For one, it is worth noting the decision to switch tack happened early this year. And yet HREI’s US dollar fundraising – widely considered its barometer of success or failure – only started officially in November, so not long ago.
It was suggested that the introduction of HREI China Total Return Fund was purposefully timed to ensure a less competitive environment in which to solicit commitments. Last year saw final closings by Gaw Capital Partners, Mapletree Investments, Phoenix Property Investors and CITIC Capital, so there was a certain logic to not competing for dollars with better-established rivals.
Then again, was it wrong to wait more than a year to formally start fundraising when your sponsors have three-year expectations? No doubt that was debated. That HREI’s two RMB fundraises were not considered sufficient by the sponsors was telling.
Further, was the strategy ill-timed and/or ill-conceived? One LP that PERE spoke to turned the fund away in the belief it was promising returns too conservative for international institutions that typically expect a premium for investing in a Chinese strategy. HREI was looking for IRRs of between 14 percent and 15 percent net for investors following a strategy themed by preferred equity or debt investments. That was surely fitting with today’s Chinese property market, which is being threatened by slacking government and bank support as it is. In these cautious times, the IRRs attached to that approach seemed reasonable. And yet, as the LP said, that was not the offering some investors wanted when rivals still were peddling 20 percent.
Might we also examine the personnel and cultures involved? Two of the key executives at GFM responsible for HREI, former head Jeffrey Weingarten and Asia head Morgan Laughlin, are no longer with the firm, which almost certainly would have had an impact on its fate. Laughlin left for Pramerica Real Estate Investors just one month after the venture was formalized; Weingarten departed last June. Grosvenor is a quintessentially British outfit, yet both men are American. It is moot to cite cultural differences, but it should be noted how Grosvenor has never before entered into such a venture in its 200-year history.
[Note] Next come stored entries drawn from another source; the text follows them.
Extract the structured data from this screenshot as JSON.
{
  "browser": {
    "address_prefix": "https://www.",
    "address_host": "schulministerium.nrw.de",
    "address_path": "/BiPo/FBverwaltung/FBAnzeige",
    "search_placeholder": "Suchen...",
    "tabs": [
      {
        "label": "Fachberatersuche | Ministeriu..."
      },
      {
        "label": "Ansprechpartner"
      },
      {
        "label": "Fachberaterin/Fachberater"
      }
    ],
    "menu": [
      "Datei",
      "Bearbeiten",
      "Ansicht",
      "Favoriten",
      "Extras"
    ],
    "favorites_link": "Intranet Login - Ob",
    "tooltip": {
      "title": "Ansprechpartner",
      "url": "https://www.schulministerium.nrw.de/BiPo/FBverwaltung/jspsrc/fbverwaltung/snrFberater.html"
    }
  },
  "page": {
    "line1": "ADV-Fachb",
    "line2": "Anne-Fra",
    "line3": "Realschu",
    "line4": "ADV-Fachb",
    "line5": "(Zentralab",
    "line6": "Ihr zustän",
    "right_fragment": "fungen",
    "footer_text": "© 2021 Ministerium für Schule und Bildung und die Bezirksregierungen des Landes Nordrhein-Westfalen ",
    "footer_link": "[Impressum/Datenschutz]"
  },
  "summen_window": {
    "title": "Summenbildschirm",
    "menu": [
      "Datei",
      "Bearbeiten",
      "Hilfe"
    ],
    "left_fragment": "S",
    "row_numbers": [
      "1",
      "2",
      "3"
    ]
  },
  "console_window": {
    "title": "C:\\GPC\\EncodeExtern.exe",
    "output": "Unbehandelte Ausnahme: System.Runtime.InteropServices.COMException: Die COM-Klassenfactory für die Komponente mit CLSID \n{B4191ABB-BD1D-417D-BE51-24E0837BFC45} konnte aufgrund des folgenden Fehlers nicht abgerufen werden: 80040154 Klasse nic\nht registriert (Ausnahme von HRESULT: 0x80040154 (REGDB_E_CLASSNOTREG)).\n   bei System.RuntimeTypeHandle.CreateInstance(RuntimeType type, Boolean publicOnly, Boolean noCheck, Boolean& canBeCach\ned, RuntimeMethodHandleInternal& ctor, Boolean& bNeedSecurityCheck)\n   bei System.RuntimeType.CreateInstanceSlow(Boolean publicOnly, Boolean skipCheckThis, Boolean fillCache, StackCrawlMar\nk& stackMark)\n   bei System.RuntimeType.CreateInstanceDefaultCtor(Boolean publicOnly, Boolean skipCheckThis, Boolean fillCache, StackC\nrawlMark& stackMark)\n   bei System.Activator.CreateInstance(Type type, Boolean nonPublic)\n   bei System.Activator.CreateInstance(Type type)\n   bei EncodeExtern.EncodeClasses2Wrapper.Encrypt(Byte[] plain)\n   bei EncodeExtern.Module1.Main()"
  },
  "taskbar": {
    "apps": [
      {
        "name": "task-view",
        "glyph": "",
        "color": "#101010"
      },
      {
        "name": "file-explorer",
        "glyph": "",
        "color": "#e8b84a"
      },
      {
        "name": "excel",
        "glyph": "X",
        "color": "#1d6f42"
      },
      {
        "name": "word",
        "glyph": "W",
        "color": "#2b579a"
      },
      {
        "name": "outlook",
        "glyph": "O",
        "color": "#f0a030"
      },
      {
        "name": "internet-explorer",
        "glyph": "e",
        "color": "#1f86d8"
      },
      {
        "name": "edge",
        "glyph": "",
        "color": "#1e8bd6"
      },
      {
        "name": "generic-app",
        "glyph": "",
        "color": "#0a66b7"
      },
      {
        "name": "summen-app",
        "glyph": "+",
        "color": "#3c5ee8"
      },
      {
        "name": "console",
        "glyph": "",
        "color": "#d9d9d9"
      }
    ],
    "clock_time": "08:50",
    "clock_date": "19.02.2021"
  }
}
One final thought. It is unfortunate that this decision might mean we will not see Ren the GP again anytime soon. Any senior figure operating in Asian private equity real estate for a decade has fans and detractors, but it is hard to contest Ren’s track record. It comprises six China-focused funds, totalling nigh on $2 billion of equity, from which three have been completely exited and have hit their 20 percent return targets.
Today’s capital markets are oversubscribing funds with comparably strong track records but ignoring completely those with questions marks at both the fund and corporate level. Strategic shifts at Harvest Capital Partners two years ago and now HREI have no doubt informed Ren’s decision to consider other roles. It is a shame to see one of Asia’s big names step back like that.
This strategic shift came with sacrifices. Hopefully, they were worth it.